Di samping itu, menurut Zulhas, pasar rakyat juga berperan dalam memantau harga barang kebutuhan pokok. Pemantauan melalui pasar rakyat tersebut bisa dilakukan setiap hari.

“Pasar rakyat itu penting sekali posisinya, tidak hanya sekarang, tapi juga dari sejak dahulu. Dan ini bisa kita ketahui langsung (perkembangan harga), harga-harga yang sampaikan itu mesti up to date, kami setiap pagi kami dapat dari pasar rakyat. Daya beli, harga, produk yang lauk, itu ketahuan semaunya,” terangnya.

Agar pasar rakyat makin berkembang, kata Zulhas, Pemerintah Kota Mojokerto perlu mendorong pengembangan konsep jual beli dan ekosistem di pasar rakyat yang tidak hanya terpaku pada offline. Ia pun meminta Wali Kota Mojokerto Ika Puspitasari mempertimbangkan pengembangan aktivitas jual beli di marketplace atau secara online.

Melalui marketplace, penjualan di pasar rakyat dapat meningkat beberapa kali lipat.

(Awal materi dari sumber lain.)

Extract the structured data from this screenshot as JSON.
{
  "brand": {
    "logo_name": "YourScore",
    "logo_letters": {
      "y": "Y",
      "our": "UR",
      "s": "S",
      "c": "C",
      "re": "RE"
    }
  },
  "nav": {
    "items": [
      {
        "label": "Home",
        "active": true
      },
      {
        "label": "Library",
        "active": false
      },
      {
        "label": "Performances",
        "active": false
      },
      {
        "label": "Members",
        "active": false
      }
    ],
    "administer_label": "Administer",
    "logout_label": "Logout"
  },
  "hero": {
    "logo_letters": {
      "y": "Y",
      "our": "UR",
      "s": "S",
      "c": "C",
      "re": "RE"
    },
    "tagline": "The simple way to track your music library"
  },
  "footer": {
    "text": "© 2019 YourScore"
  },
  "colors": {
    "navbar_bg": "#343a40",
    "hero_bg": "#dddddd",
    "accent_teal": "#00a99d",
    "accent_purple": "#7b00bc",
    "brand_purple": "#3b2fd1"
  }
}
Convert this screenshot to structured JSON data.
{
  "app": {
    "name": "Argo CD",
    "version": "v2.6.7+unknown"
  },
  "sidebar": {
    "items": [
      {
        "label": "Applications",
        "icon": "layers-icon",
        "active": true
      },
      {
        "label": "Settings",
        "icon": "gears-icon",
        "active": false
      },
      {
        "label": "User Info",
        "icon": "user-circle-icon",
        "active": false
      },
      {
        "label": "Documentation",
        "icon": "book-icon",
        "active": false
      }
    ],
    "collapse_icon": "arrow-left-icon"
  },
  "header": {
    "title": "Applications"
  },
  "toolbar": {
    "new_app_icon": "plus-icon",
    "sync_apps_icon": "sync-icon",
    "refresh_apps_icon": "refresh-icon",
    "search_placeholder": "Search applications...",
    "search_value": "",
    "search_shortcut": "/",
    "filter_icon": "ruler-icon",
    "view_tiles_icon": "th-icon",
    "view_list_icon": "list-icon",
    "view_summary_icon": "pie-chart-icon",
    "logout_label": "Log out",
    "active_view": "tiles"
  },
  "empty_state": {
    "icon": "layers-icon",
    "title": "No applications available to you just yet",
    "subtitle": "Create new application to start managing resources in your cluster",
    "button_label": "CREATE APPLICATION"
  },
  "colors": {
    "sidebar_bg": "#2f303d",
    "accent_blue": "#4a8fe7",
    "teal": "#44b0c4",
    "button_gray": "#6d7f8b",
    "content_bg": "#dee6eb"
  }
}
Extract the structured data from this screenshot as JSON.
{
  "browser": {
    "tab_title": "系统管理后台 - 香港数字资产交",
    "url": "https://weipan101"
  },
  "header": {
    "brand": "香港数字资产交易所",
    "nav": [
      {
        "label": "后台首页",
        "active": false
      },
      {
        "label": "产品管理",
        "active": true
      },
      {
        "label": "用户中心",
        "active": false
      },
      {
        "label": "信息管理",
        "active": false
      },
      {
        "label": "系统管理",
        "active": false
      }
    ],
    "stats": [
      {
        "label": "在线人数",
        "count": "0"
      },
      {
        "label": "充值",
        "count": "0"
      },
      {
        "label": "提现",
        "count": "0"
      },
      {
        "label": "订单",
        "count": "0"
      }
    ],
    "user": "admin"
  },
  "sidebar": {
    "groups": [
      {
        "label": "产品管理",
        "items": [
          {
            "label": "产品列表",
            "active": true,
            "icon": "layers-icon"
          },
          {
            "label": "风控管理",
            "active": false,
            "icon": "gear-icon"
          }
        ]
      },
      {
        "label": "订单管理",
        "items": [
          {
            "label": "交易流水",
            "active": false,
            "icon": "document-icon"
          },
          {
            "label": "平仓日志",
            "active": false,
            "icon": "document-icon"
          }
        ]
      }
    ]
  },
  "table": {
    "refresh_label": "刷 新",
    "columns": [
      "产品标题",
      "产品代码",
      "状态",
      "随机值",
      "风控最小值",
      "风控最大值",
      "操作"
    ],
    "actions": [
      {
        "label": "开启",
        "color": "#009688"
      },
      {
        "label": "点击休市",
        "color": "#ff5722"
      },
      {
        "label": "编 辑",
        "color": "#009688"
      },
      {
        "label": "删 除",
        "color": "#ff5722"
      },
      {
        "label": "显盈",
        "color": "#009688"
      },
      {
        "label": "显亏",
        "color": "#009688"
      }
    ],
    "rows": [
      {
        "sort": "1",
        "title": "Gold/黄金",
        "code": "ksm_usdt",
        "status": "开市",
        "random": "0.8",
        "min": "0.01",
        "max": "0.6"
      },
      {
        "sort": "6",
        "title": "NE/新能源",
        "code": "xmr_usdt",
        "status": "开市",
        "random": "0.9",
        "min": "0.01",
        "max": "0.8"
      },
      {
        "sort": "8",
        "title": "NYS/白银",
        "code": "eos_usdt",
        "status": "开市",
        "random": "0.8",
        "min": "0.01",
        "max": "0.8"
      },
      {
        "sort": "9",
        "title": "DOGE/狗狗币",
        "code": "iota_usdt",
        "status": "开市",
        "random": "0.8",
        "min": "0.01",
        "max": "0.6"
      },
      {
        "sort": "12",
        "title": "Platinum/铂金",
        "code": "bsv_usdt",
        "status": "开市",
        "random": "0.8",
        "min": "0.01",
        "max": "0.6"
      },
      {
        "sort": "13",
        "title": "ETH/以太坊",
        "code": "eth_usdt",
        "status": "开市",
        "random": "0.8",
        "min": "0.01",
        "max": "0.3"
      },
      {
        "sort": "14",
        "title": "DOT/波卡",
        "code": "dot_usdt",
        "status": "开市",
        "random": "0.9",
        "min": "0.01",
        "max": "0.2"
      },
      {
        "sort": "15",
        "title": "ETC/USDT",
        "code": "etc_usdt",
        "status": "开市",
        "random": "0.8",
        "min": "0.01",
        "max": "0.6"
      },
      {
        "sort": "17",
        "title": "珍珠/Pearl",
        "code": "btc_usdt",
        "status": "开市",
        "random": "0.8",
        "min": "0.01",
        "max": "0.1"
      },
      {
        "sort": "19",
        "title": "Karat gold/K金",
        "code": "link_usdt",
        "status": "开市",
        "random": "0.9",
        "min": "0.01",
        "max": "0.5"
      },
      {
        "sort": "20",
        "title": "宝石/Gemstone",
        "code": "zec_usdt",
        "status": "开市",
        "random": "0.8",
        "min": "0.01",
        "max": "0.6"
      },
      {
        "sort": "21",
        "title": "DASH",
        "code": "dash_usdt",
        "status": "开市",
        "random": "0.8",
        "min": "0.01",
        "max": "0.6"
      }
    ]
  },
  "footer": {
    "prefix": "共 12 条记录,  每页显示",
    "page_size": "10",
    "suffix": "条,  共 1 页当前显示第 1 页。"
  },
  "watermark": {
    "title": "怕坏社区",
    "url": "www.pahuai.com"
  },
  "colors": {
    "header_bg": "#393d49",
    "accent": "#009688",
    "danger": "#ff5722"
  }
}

Selain itu, wilayah pemasaran bukan hanya di Mojokerto tetapi lebih luas lagi.

Baca Juga: Mendag Zulhas: Tren Positif Ekspor Indonesia-AS Dorong Pertumbuhan Ekspor Nonmigas

“Jadi pasar rakyat sekarang tidak hanya orang datang, tapi juga dikembangkan jualan melalui marketplace dengan kemasan yang dikemas menarik agar lebih dilirik pembeli. Sehingga kedepan pasar rakyat tidak hanya melayani penjualan offline, namun juga melalui online. Itu omsetnya bisa naik 3-4 kali lipat. Jadi orang tidak datang juga bisa belanja di pasar rakyat,” tuturnya.

Selain digitalisasi penjualan, Zulhas juga menyarankan agar pemerintah daerah dapat memfasilitasi pengembangan ekosistem. Pasalnya, sebagian besar kendala pedagang pasar atau pelaku UMKM untuk berkembang adalah kurangnya modal usaha yang cukup untuk mengembangkan produk maupun usahanya agar bisa bersaing di pasar regional maupun global.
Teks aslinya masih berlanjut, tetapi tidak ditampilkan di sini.